To determine if a relation $R$ on a set $A = \{1, 2, 3\}$ is an $\textbf{Equivalence Relation}$, it must satisfy three specific properties: $\textbf{Reflexive}, \textbf{Symmetric}$, and $\textbf{Transitive}$.

$\textbf{Reflexive:}$ Every element must be related to itself.
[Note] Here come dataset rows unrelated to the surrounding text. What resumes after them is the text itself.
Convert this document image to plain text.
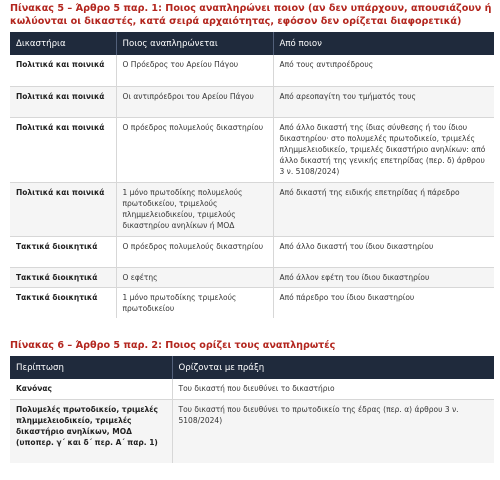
Πίνακας 5 – Άρθρο 5 παρ. 1: Ποιος αναπληρώνει ποιον (αν δεν υπάρχουν, απουσιάζουν ή κωλύονται οι δικαστές, κατά σειρά αρχαιότητας, εφόσον δεν ορίζεται διαφορετικά)
Δικαστήρια	Ποιος αναπληρώνεται	Από ποιον
Πολιτικά και ποινικά	Ο Πρόεδρος του Αρείου Πάγου	Από τους αντιπροέδρους
Πολιτικά και ποινικά	Οι αντιπρόεδροι του Αρείου Πάγου	Από αρεοπαγίτη του τμήματός τους
Πολιτικά και ποινικά	Ο πρόεδρος πολυμελούς δικαστηρίου	Από άλλο δικαστή της ίδιας σύνθεσης ή του ίδιου δικαστηρίου· στο πολυμελές πρωτοδικείο, τριμελές πλημμελειοδικείο, τριμελές δικαστήριο ανηλίκων: από άλλο δικαστή της γενικής επετηρίδας (περ. δ) άρθρου 3 ν. 5108/2024)
Πολιτικά και ποινικά	1 μόνο πρωτοδίκης πολυμελούς πρωτοδικείου, τριμελούς πλημμελειοδικείου, τριμελούς δικαστηρίου ανηλίκων ή ΜΟΔ	Από δικαστή της ειδικής επετηρίδας ή πάρεδρο
Τακτικά διοικητικά	Ο πρόεδρος πολυμελούς δικαστηρίου	Από άλλο δικαστή του ίδιου δικαστηρίου
Τακτικά διοικητικά	Ο εφέτης	Από άλλον εφέτη του ίδιου δικαστηρίου
Τακτικά διοικητικά	1 μόνο πρωτοδίκης τριμελούς πρωτοδικείου	Από πάρεδρο του ίδιου δικαστηρίου
Πίνακας 6 – Άρθρο 5 παρ. 2: Ποιος ορίζει τους αναπληρωτές
Περίπτωση	Ορίζονται με πράξη
Κανόνας	Του δικαστή που διευθύνει το δικαστήριο
Πολυμελές πρωτοδικείο, τριμελές πλημμελειοδικείο, τριμελές δικαστήριο ανηλίκων, ΜΟΔ (υποπερ. γ΄ και δ΄ περ. Α΄ παρ. 1)	Του δικαστή που διευθύνει το πρωτοδικείο της έδρας (περ. α) άρθρου 3 ν. 5108/2024)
For set $A$, $R$ must contain $(1, 1), (2, 2)$, and $(3, 3)$.

$\textbf{Symmetric:}$ If $(a, b) \in R$, then $(b, a)$ must also be in $R$.

$\textbf{Transitive:}$ If $(a, b) \in R$ and $(b, c) \in R$, then $(a, c)$ must also be in $R$.

$\textbf{Analyzing the Relations}$

$\textbf{(A): Not Equivalence.}$ It is missing $(3, 3)$. Therefore, it fails the $\textbf{Reflexive}$ property.

$\textbf{(B): Equivalence.}$ This is the $\textbf{Identity Relation}$. It is reflexive $(1, 1, 2, 2, 3, 3)$, vacuously symmetric, and vacuously transitive.

$\textbf{(C): Not Equivalence.}$ Like (A), it is missing $(2, 2)$ and $(3, 3)$. It fails the \textbf{Reflexive} property.

$\textbf{(D): Equivalence.}$ This is the $\textbf{Universal Relation}$ ($A \times A$). Every possible pair is present, so it automatically satisfies all three properties.

$\textbf{(E): Not Equivalence.}$ While it is reflexive $(1, 1, 2, 2, 3, 3)$, it is $\textbf{not symmetric}$ because $(1, 2)$ is present but $(2, 1)$ is missing.